Anche il Cdr non conosceva i rapporti reali tra Sismi e Fazzo. Ha detto Andrea Montanari: “Quello che è sempre stato noto a noi, ma come a chiunque, insomma, qualsiasi collega può, anche il lettore di Repubblica, dire che il collega Fazzo era del settore della giudiziaria del nostro quotidiano, dopodiché quello che facesse, quali fossero i suoi contatti noi come Cdr non siamo neanche venuti a saperlo.”.
Riassumendo: Luca Fazzo dal 2004 al 2006 ha sviluppato rapporti intensi con Marco Mancini (n. 2 del Sismi) conosciuto tramite Giuliano Tavaroli (capo della sicurezza Pirelli/Telecom). Tavaroli per lui è un amico di famiglia. Incontrerà “5 o 6 volte”, attraverso Mancini, il direttore del Sismi Nicolò Pollari. Fazzo fu utilizzato da Mancini “per far pervenire” all’editore di Repubblica e dell’Espresso, Carlo De Bendetti, “la notizia dell’arrabbiatura del Sismi” per via di un articolo del settimanale del gruppo.

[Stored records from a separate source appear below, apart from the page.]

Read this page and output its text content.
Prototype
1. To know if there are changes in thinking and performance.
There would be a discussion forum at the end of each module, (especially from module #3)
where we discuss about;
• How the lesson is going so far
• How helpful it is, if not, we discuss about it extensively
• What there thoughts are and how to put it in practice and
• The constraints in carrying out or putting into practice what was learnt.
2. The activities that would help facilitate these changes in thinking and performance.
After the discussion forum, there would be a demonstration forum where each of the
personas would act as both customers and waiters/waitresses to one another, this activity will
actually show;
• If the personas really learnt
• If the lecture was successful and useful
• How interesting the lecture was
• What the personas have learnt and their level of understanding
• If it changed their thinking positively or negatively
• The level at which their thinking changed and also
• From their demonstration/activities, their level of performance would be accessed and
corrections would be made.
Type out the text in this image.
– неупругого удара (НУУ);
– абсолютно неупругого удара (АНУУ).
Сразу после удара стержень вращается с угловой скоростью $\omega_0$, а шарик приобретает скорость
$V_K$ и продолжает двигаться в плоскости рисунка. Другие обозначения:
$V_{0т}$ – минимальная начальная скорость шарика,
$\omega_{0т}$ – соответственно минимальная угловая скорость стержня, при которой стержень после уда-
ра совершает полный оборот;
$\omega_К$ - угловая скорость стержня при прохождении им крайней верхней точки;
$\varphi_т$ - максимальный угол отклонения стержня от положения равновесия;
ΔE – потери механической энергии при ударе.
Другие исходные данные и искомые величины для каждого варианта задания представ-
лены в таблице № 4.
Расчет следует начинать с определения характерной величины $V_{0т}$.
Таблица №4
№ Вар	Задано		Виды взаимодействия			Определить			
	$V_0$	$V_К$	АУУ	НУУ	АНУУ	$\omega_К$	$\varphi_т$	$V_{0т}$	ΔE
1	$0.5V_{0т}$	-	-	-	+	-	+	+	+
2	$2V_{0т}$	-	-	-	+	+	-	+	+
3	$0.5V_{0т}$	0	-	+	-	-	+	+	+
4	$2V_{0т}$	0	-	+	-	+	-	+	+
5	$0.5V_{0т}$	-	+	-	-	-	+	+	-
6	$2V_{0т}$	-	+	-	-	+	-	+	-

Nella lettera a Ezio Mauro del 18 luglio 2006, Fazzo scrive: “E’ successo un paio di volte che Mancini mi abbia chiesto di sapere cosa Repubblica avrebbe pubblicato il giorno successivo. A queste richieste ho sempre risposto in modo generico e senza comunicare nulla di rilevante o in grado di danneggiare il giornale. In un solo caso ho comunicato in anticipo al Sismi il contenuto di un articolo non ancora pubblicato. Si trattava del mio articolo sull’interrogatorio del maresciallo Luciano Pironi, indagato per il sequestro di Abu Omar. Mi rivolsi al servizio per chiedere se c’erano stati rapporti tra Pironi e il servizio stesso, e ne ebbi risposta negativa. Poi l’articolo, come ti è noto, venne stoppato su richiesta del dottor Spataro, che era stato anch’e gli informato della pubblicazione imminente”. Conclude Fazzo: “E’ tutto. Mancherei di lealtà a Marco Mancini se non ti dicessi che lo considero a tutt’oggi un servitore fedele di questo Stato e .con parola desueta – un patriota. Degli eventuali illeciti che possa aver commesso risponderà lui. I miei rapporti con Mancini sono stati quelli di un giornalista con la sua fonte, una fonte che lavorava per la sicurezza del nostro Paese e che affrontava sulla sua pelle rischi che ben pochi avrebbero affrontato. Te lo dico perché lo dirò anche ai magistrati nel caso che davvero decidano di interrogarmi”.
Su quest’ultima confessione di Fazzo – la lettera a Mauro è una confessione con ammissione di colpevolezza – Mauro ha così riferito il colloquio con Fazzo, mentre aveva sotto gli occhi la lettera del 18 luglio: “”Mancherei di lealtà a Marco Mancini.”. Eh, ma non ti preoccupi mica di aver mancato di lealtà nei confronti del giornale? “Mancherei di lealtà a Marco Mancini.”? e la lealtà nei confronti del giornale non viene prima di tutto? “Se non ti dicessi che lo considero a tutt’oggi un servitore fedele di questo Stato e (.ESPRESSIONE ININTELLIGIBILE.) un patriota”. Sì è una lettera personale che io ho. Dopodiché, se posso fare una parentesi, è chiaro che con questa lettera lui meritava il licenziamento in tronco.”.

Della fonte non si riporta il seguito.